Documents released under the Official Information Act showed that Treasury and the Ministry of Forestry and Agriculture had tripled their payments to contractors in National's time in government.
Some departments were spending close to a third of their budget on consultants.
The data, which did not include some large government departments, showed a 6.4 per cent increase in consultant spending between 2008 and 2011.
Finance Minister Bill English said this did not represent a blowout because it was lower than the rate of inflation and similar to the total wage increases for the public sector.
He said the big-spending departments such as Treasury had dealt with earthquake recovery, the collapse of finance companies, and guarantees for large IT projects.
"Those require specialist skills that you wouldn't expect the public service to have. While the public sector has a wide range of skills it doesn't have every skill you need in a pretty volatile world."
Treasury's budget on consultants has increased by 450 per cent since Labour's time in charge.
Mr English said he did not know what the Government had spent in total on consultants, and it was up to individual ministries to provide these figures.
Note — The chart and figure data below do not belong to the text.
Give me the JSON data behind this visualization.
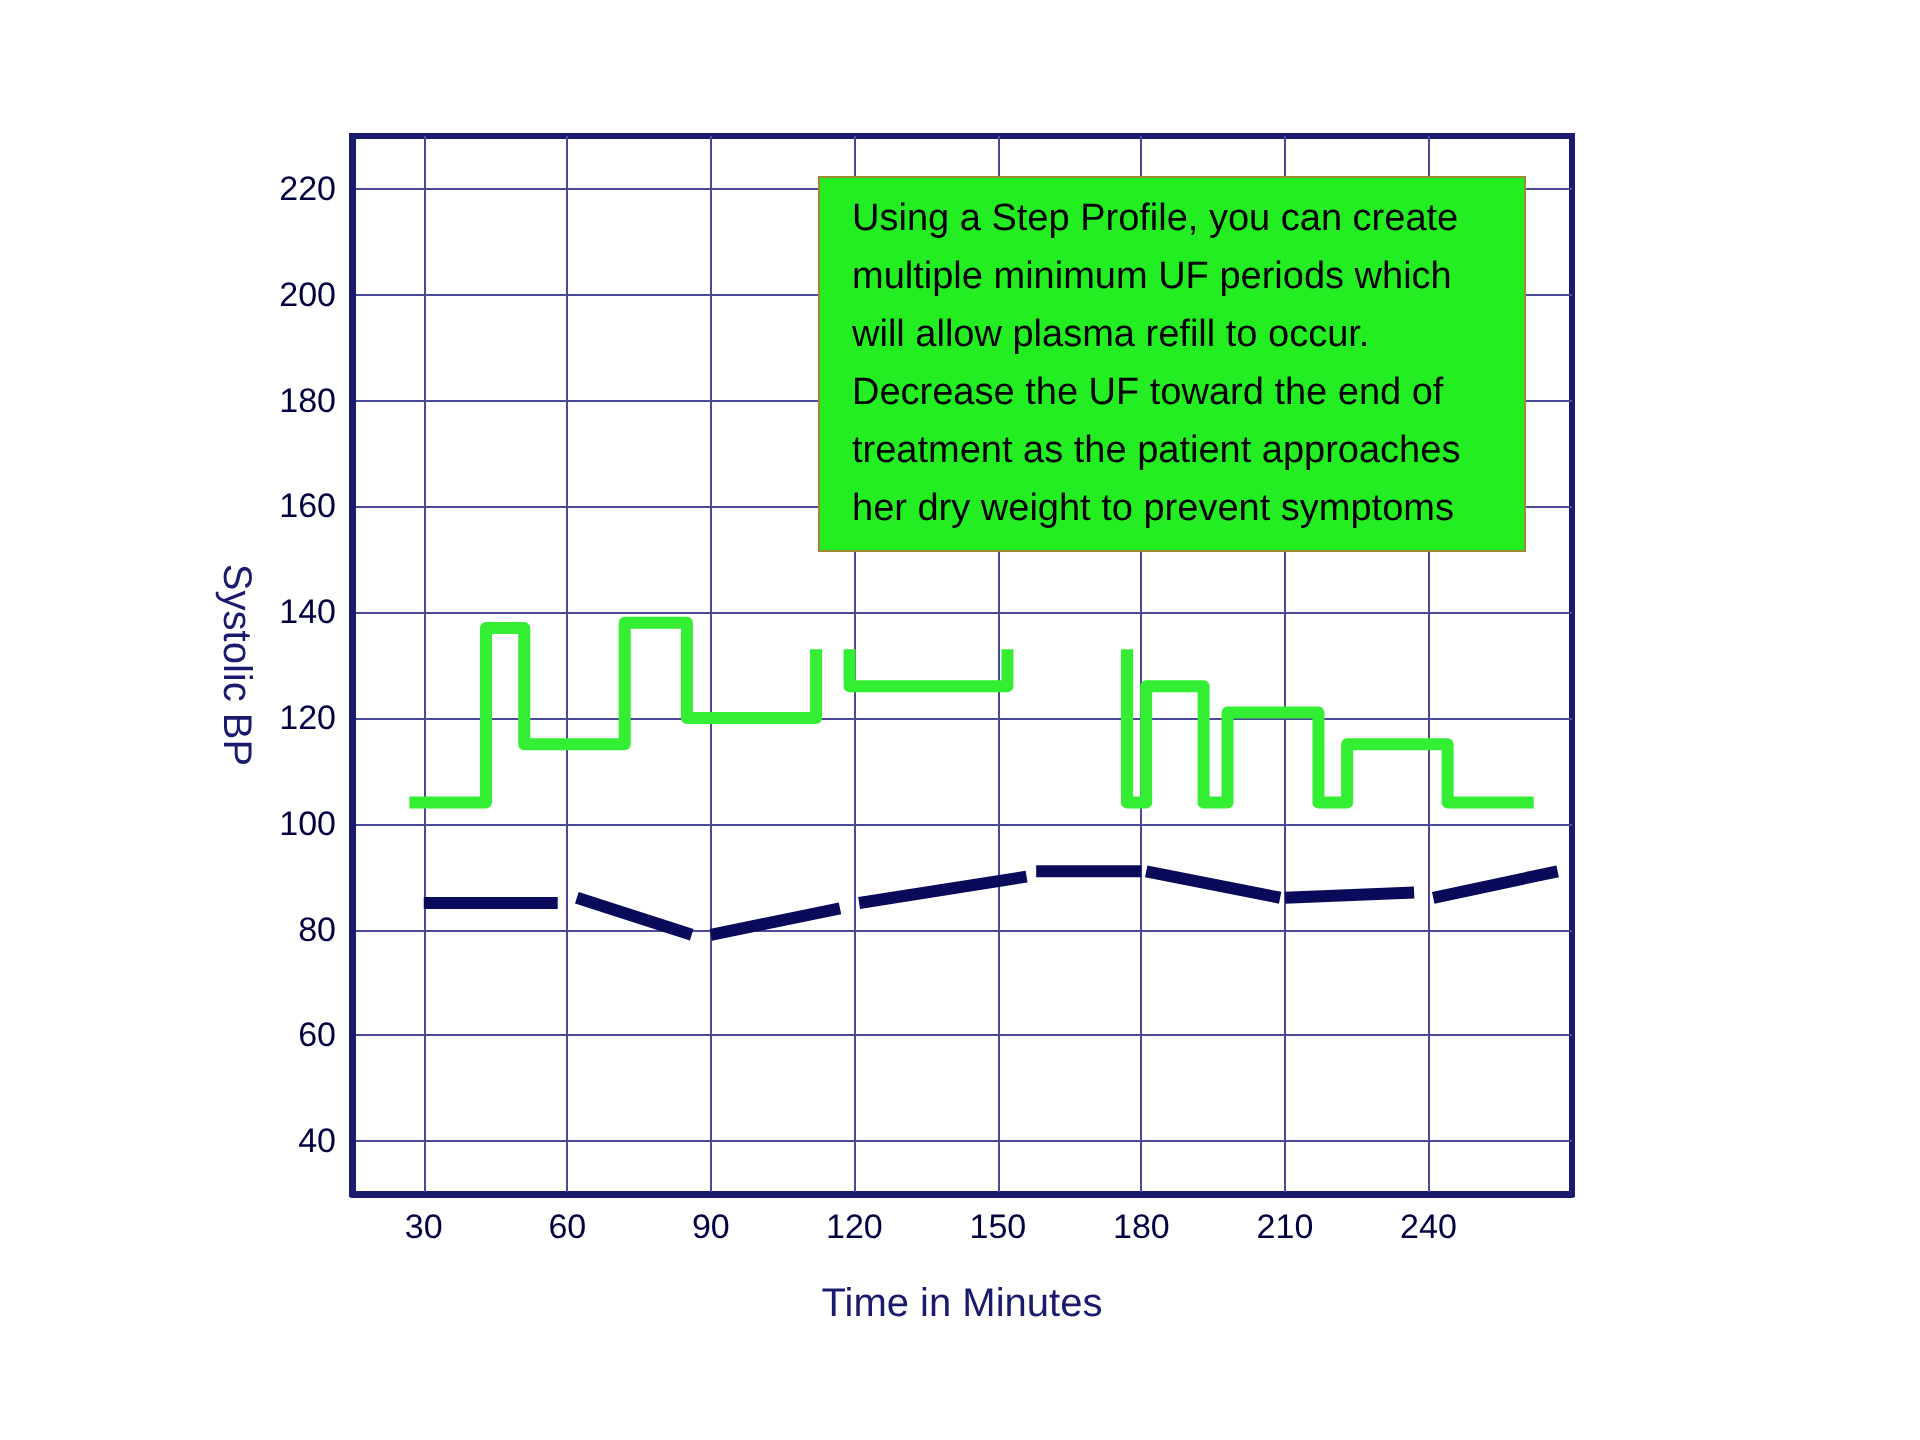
{
  "chart_data": {
    "type": "line",
    "xlabel": "Time in Minutes",
    "ylabel": "Systolic BP",
    "xlim": [
      15,
      270
    ],
    "xticks": [
      30,
      60,
      90,
      120,
      150,
      180,
      210,
      240
    ],
    "ylim": [
      30,
      230
    ],
    "yticks": [
      40,
      60,
      80,
      100,
      120,
      140,
      160,
      180,
      200,
      220
    ],
    "grid": true,
    "annotations": [
      "Using a Step Profile, you can create multiple minimum UF periods which will allow plasma refill to occur. Decrease the UF toward the end of treatment as the patient approaches her dry weight to prevent symptoms"
    ],
    "series": [
      {
        "color": "#33ee33",
        "x": [
          27,
          43,
          43,
          51,
          51,
          72,
          72,
          85,
          85,
          112,
          112
        ],
        "values": [
          104,
          104,
          137,
          137,
          115,
          115,
          138,
          138,
          120,
          120,
          133
        ]
      },
      {
        "color": "#33ee33",
        "x": [
          119,
          119,
          152,
          152
        ],
        "values": [
          133,
          126,
          126,
          133
        ]
      },
      {
        "color": "#33ee33",
        "x": [
          177,
          177,
          181,
          181,
          193,
          193,
          198,
          198,
          217,
          217,
          223,
          223,
          244,
          244,
          262
        ],
        "values": [
          133,
          104,
          104,
          126,
          126,
          104,
          104,
          121,
          121,
          104,
          104,
          115,
          115,
          104,
          104
        ]
      },
      {
        "color": "#0a0a5a",
        "x": [
          30,
          58
        ],
        "values": [
          85,
          85
        ]
      },
      {
        "color": "#0a0a5a",
        "x": [
          62,
          86
        ],
        "values": [
          86,
          79
        ]
      },
      {
        "color": "#0a0a5a",
        "x": [
          90,
          117
        ],
        "values": [
          79,
          84
        ]
      },
      {
        "color": "#0a0a5a",
        "x": [
          121,
          156
        ],
        "values": [
          85,
          90
        ]
      },
      {
        "color": "#0a0a5a",
        "x": [
          158,
          180
        ],
        "values": [
          91,
          91
        ]
      },
      {
        "color": "#0a0a5a",
        "x": [
          181,
          209
        ],
        "values": [
          91,
          86
        ]
      },
      {
        "color": "#0a0a5a",
        "x": [
          210,
          237
        ],
        "values": [
          86,
          87
        ]
      },
      {
        "color": "#0a0a5a",
        "x": [
          241,
          267
        ],
        "values": [
          86,
          91
        ]
      }
    ]
  }
}
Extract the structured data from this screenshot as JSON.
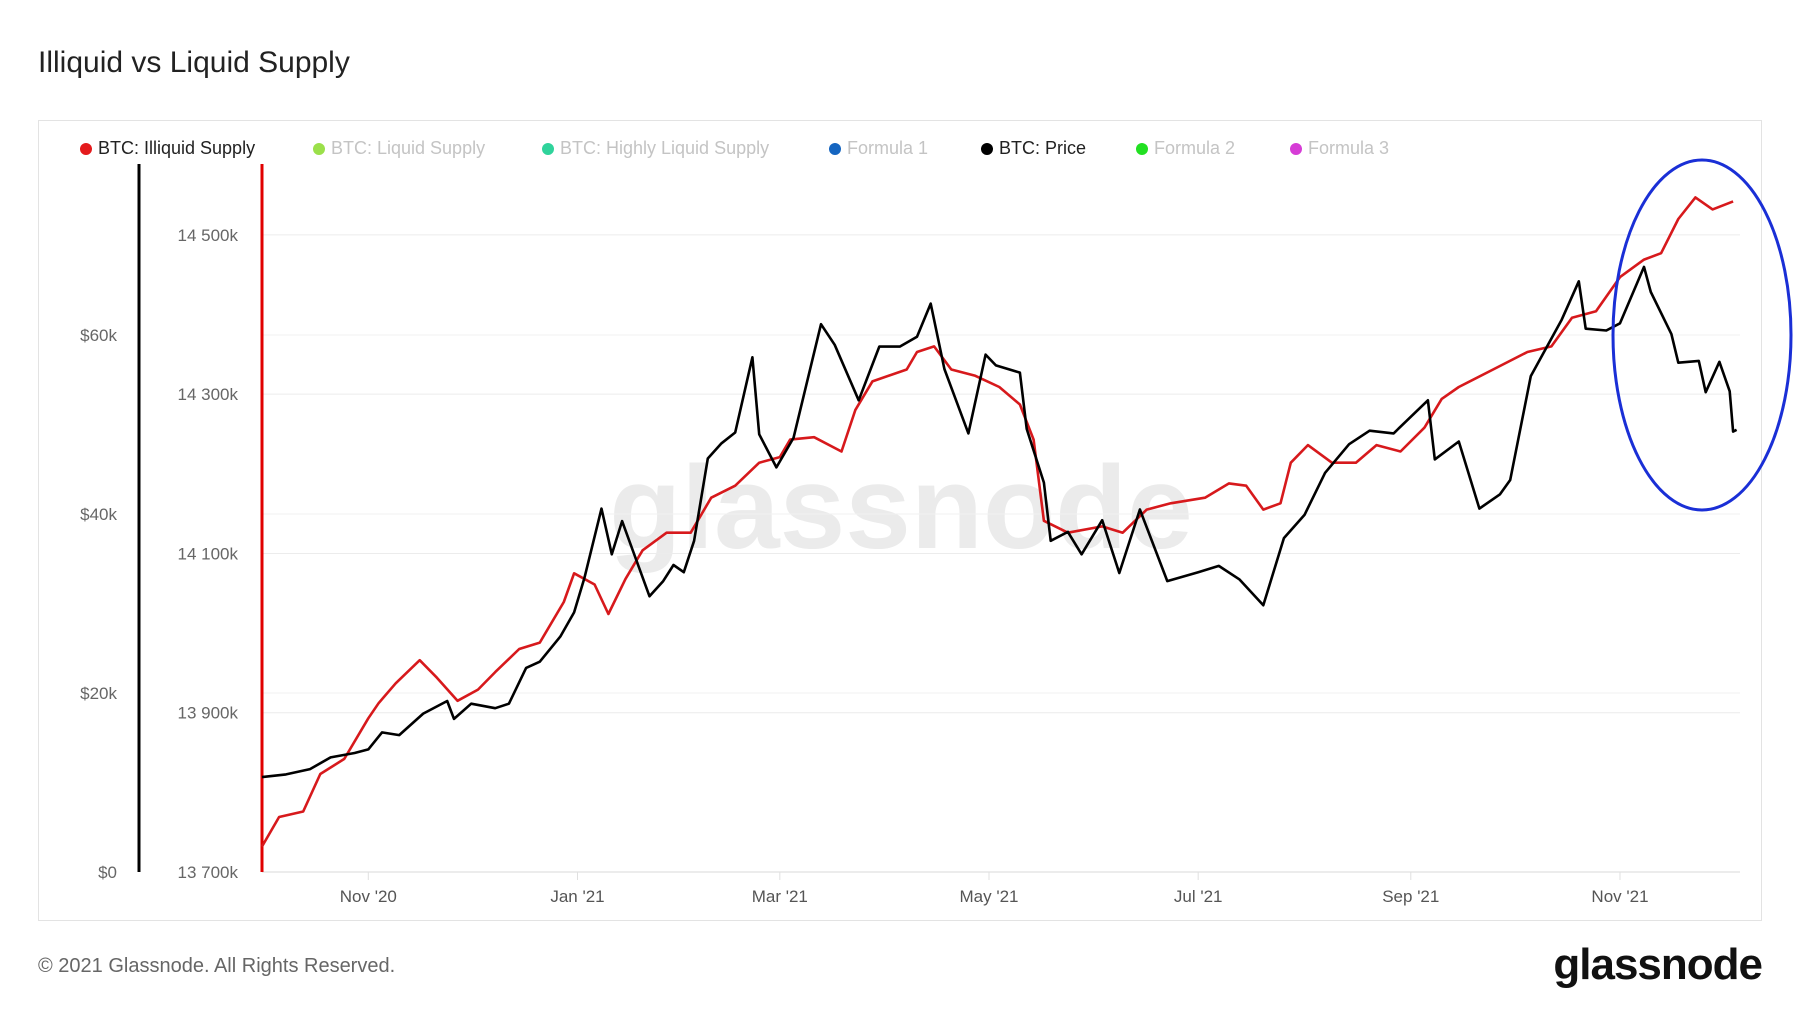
{
  "title": "Illiquid vs Liquid Supply",
  "footer": "© 2021 Glassnode. All Rights Reserved.",
  "logo": "glassnode",
  "watermark": "glassnode",
  "legend": [
    {
      "label": "BTC: Illiquid Supply",
      "color": "#e41a1c",
      "active": true
    },
    {
      "label": "BTC: Liquid Supply",
      "color": "#9be04a",
      "active": false
    },
    {
      "label": "BTC: Highly Liquid Supply",
      "color": "#2fd39b",
      "active": false
    },
    {
      "label": "Formula 1",
      "color": "#1565c0",
      "active": false
    },
    {
      "label": "BTC: Price",
      "color": "#000000",
      "active": true
    },
    {
      "label": "Formula 2",
      "color": "#22e022",
      "active": false
    },
    {
      "label": "Formula 3",
      "color": "#d63cd6",
      "active": false
    }
  ],
  "annotation": {
    "shape": "ellipse",
    "color": "#1a2fd6",
    "note": "circled region Nov '21 – Dec '21"
  },
  "chart_data": {
    "type": "line",
    "title": "Illiquid vs Liquid Supply",
    "x_range": [
      "2020-10-01",
      "2021-12-06"
    ],
    "x_ticks": [
      {
        "date": "2020-11-01",
        "label": "Nov '20"
      },
      {
        "date": "2021-01-01",
        "label": "Jan '21"
      },
      {
        "date": "2021-03-01",
        "label": "Mar '21"
      },
      {
        "date": "2021-05-01",
        "label": "May '21"
      },
      {
        "date": "2021-07-01",
        "label": "Jul '21"
      },
      {
        "date": "2021-09-01",
        "label": "Sep '21"
      },
      {
        "date": "2021-11-01",
        "label": "Nov '21"
      }
    ],
    "y_price": {
      "unit": "USD",
      "range": [
        0,
        79100
      ],
      "ticks": [
        {
          "v": 0,
          "label": "$0"
        },
        {
          "v": 20000,
          "label": "$20k"
        },
        {
          "v": 40000,
          "label": "$40k"
        },
        {
          "v": 60000,
          "label": "$60k"
        }
      ]
    },
    "y_supply": {
      "unit": "k BTC",
      "range": [
        13700,
        14589
      ],
      "ticks": [
        {
          "v": 13700,
          "label": "13 700k"
        },
        {
          "v": 13900,
          "label": "13 900k"
        },
        {
          "v": 14100,
          "label": "14 100k"
        },
        {
          "v": 14300,
          "label": "14 300k"
        },
        {
          "v": 14500,
          "label": "14 500k"
        }
      ]
    },
    "grid": true,
    "legend_position": "top-left",
    "series": [
      {
        "name": "BTC: Illiquid Supply",
        "axis": "supply",
        "color": "#d7191c",
        "points": [
          [
            "2020-10-01",
            13732
          ],
          [
            "2020-10-06",
            13769
          ],
          [
            "2020-10-13",
            13776
          ],
          [
            "2020-10-18",
            13823
          ],
          [
            "2020-10-25",
            13842
          ],
          [
            "2020-11-01",
            13893
          ],
          [
            "2020-11-04",
            13912
          ],
          [
            "2020-11-09",
            13937
          ],
          [
            "2020-11-16",
            13966
          ],
          [
            "2020-11-21",
            13944
          ],
          [
            "2020-11-27",
            13915
          ],
          [
            "2020-12-03",
            13929
          ],
          [
            "2020-12-08",
            13951
          ],
          [
            "2020-12-15",
            13980
          ],
          [
            "2020-12-21",
            13988
          ],
          [
            "2020-12-28",
            14039
          ],
          [
            "2020-12-31",
            14075
          ],
          [
            "2021-01-06",
            14061
          ],
          [
            "2021-01-10",
            14024
          ],
          [
            "2021-01-15",
            14068
          ],
          [
            "2021-01-20",
            14104
          ],
          [
            "2021-01-27",
            14126
          ],
          [
            "2021-02-03",
            14126
          ],
          [
            "2021-02-09",
            14170
          ],
          [
            "2021-02-16",
            14185
          ],
          [
            "2021-02-23",
            14214
          ],
          [
            "2021-03-01",
            14221
          ],
          [
            "2021-03-04",
            14243
          ],
          [
            "2021-03-11",
            14246
          ],
          [
            "2021-03-19",
            14228
          ],
          [
            "2021-03-23",
            14280
          ],
          [
            "2021-03-28",
            14316
          ],
          [
            "2021-04-07",
            14331
          ],
          [
            "2021-04-10",
            14353
          ],
          [
            "2021-04-15",
            14360
          ],
          [
            "2021-04-20",
            14331
          ],
          [
            "2021-04-27",
            14323
          ],
          [
            "2021-05-04",
            14309
          ],
          [
            "2021-05-10",
            14287
          ],
          [
            "2021-05-14",
            14243
          ],
          [
            "2021-05-17",
            14141
          ],
          [
            "2021-05-24",
            14126
          ],
          [
            "2021-06-03",
            14134
          ],
          [
            "2021-06-09",
            14126
          ],
          [
            "2021-06-16",
            14155
          ],
          [
            "2021-06-23",
            14163
          ],
          [
            "2021-07-03",
            14170
          ],
          [
            "2021-07-10",
            14188
          ],
          [
            "2021-07-15",
            14185
          ],
          [
            "2021-07-20",
            14155
          ],
          [
            "2021-07-25",
            14163
          ],
          [
            "2021-07-28",
            14214
          ],
          [
            "2021-08-02",
            14236
          ],
          [
            "2021-08-09",
            14214
          ],
          [
            "2021-08-16",
            14214
          ],
          [
            "2021-08-22",
            14236
          ],
          [
            "2021-08-29",
            14228
          ],
          [
            "2021-09-05",
            14258
          ],
          [
            "2021-09-10",
            14294
          ],
          [
            "2021-09-15",
            14309
          ],
          [
            "2021-09-25",
            14331
          ],
          [
            "2021-10-05",
            14353
          ],
          [
            "2021-10-12",
            14360
          ],
          [
            "2021-10-18",
            14396
          ],
          [
            "2021-10-25",
            14404
          ],
          [
            "2021-11-01",
            14447
          ],
          [
            "2021-11-08",
            14469
          ],
          [
            "2021-11-13",
            14477
          ],
          [
            "2021-11-18",
            14520
          ],
          [
            "2021-11-23",
            14547
          ],
          [
            "2021-11-28",
            14532
          ],
          [
            "2021-12-04",
            14542
          ]
        ]
      },
      {
        "name": "BTC: Price",
        "axis": "price",
        "color": "#000000",
        "points": [
          [
            "2020-10-01",
            10600
          ],
          [
            "2020-10-08",
            10900
          ],
          [
            "2020-10-15",
            11500
          ],
          [
            "2020-10-21",
            12800
          ],
          [
            "2020-10-28",
            13300
          ],
          [
            "2020-11-01",
            13700
          ],
          [
            "2020-11-05",
            15600
          ],
          [
            "2020-11-10",
            15300
          ],
          [
            "2020-11-17",
            17700
          ],
          [
            "2020-11-24",
            19100
          ],
          [
            "2020-11-26",
            17100
          ],
          [
            "2020-12-01",
            18800
          ],
          [
            "2020-12-08",
            18300
          ],
          [
            "2020-12-12",
            18800
          ],
          [
            "2020-12-17",
            22800
          ],
          [
            "2020-12-21",
            23500
          ],
          [
            "2020-12-27",
            26300
          ],
          [
            "2020-12-31",
            29000
          ],
          [
            "2021-01-03",
            32800
          ],
          [
            "2021-01-08",
            40600
          ],
          [
            "2021-01-11",
            35500
          ],
          [
            "2021-01-14",
            39200
          ],
          [
            "2021-01-22",
            30800
          ],
          [
            "2021-01-26",
            32500
          ],
          [
            "2021-01-29",
            34300
          ],
          [
            "2021-02-01",
            33500
          ],
          [
            "2021-02-04",
            37000
          ],
          [
            "2021-02-08",
            46200
          ],
          [
            "2021-02-12",
            47900
          ],
          [
            "2021-02-16",
            49100
          ],
          [
            "2021-02-21",
            57500
          ],
          [
            "2021-02-23",
            48900
          ],
          [
            "2021-02-28",
            45200
          ],
          [
            "2021-03-05",
            48500
          ],
          [
            "2021-03-13",
            61200
          ],
          [
            "2021-03-17",
            58900
          ],
          [
            "2021-03-24",
            52700
          ],
          [
            "2021-03-30",
            58700
          ],
          [
            "2021-04-05",
            58700
          ],
          [
            "2021-04-10",
            59800
          ],
          [
            "2021-04-14",
            63500
          ],
          [
            "2021-04-18",
            56200
          ],
          [
            "2021-04-25",
            49000
          ],
          [
            "2021-04-30",
            57800
          ],
          [
            "2021-05-03",
            56600
          ],
          [
            "2021-05-10",
            55800
          ],
          [
            "2021-05-12",
            49500
          ],
          [
            "2021-05-17",
            43500
          ],
          [
            "2021-05-19",
            37000
          ],
          [
            "2021-05-24",
            38000
          ],
          [
            "2021-05-28",
            35500
          ],
          [
            "2021-06-03",
            39300
          ],
          [
            "2021-06-08",
            33400
          ],
          [
            "2021-06-14",
            40500
          ],
          [
            "2021-06-22",
            32500
          ],
          [
            "2021-07-01",
            33500
          ],
          [
            "2021-07-07",
            34200
          ],
          [
            "2021-07-13",
            32700
          ],
          [
            "2021-07-20",
            29800
          ],
          [
            "2021-07-26",
            37300
          ],
          [
            "2021-08-01",
            39900
          ],
          [
            "2021-08-07",
            44600
          ],
          [
            "2021-08-14",
            47800
          ],
          [
            "2021-08-20",
            49300
          ],
          [
            "2021-08-27",
            49000
          ],
          [
            "2021-09-06",
            52700
          ],
          [
            "2021-09-08",
            46100
          ],
          [
            "2021-09-15",
            48100
          ],
          [
            "2021-09-21",
            40600
          ],
          [
            "2021-09-27",
            42200
          ],
          [
            "2021-09-30",
            43800
          ],
          [
            "2021-10-06",
            55400
          ],
          [
            "2021-10-15",
            61700
          ],
          [
            "2021-10-20",
            66000
          ],
          [
            "2021-10-22",
            60700
          ],
          [
            "2021-10-28",
            60500
          ],
          [
            "2021-11-01",
            61300
          ],
          [
            "2021-11-08",
            67600
          ],
          [
            "2021-11-10",
            64800
          ],
          [
            "2021-11-16",
            60100
          ],
          [
            "2021-11-18",
            56900
          ],
          [
            "2021-11-24",
            57100
          ],
          [
            "2021-11-26",
            53600
          ],
          [
            "2021-11-30",
            57000
          ],
          [
            "2021-12-03",
            53700
          ],
          [
            "2021-12-04",
            49200
          ],
          [
            "2021-12-05",
            49400
          ]
        ]
      }
    ]
  }
}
Government departments Housing New Zealand and Ministry of Foreign Affairs and Trade have come under fire for their expenditure on travel and consultants at a time when they were cutting jobs.
Housing New Zealand was expected to cut 70 jobs and has replaced some local offices with a call centre.
Mr English said yesterday: "You do have to spend a bit up front to get a better frontline service with mobile technology. In the long run that'll probably mean fewer staff. And any number of other public organisations will be going thorough that cycle."
Labour housing spokeswoman Annette King pointed out that Housing New Zealand had spent $230,000 on travel in 2010-11 and $5 million more on consultants and communications staff under National. The communications staff earned an average of $116,000.
A Housing New Zealand spokesman defended the agency's spend on public relations staff, saying that extra support was needed for the organisation's biggest restructuring in its history.
Asked why the agency needed to send three staff to London to speak to "forecasting experts", the spokesman said the employees were undertaking crucial research on world's best practice on meeting housing demand.
"More than a third of state houses are in the wrong place or are of the wrong size, type or standard to meet the nature of demand expected in the future.
"Being able to accurately forecast housing demand and supply is a critical part of the corporation's role as it ensures that state housing is available in the right place at the right time."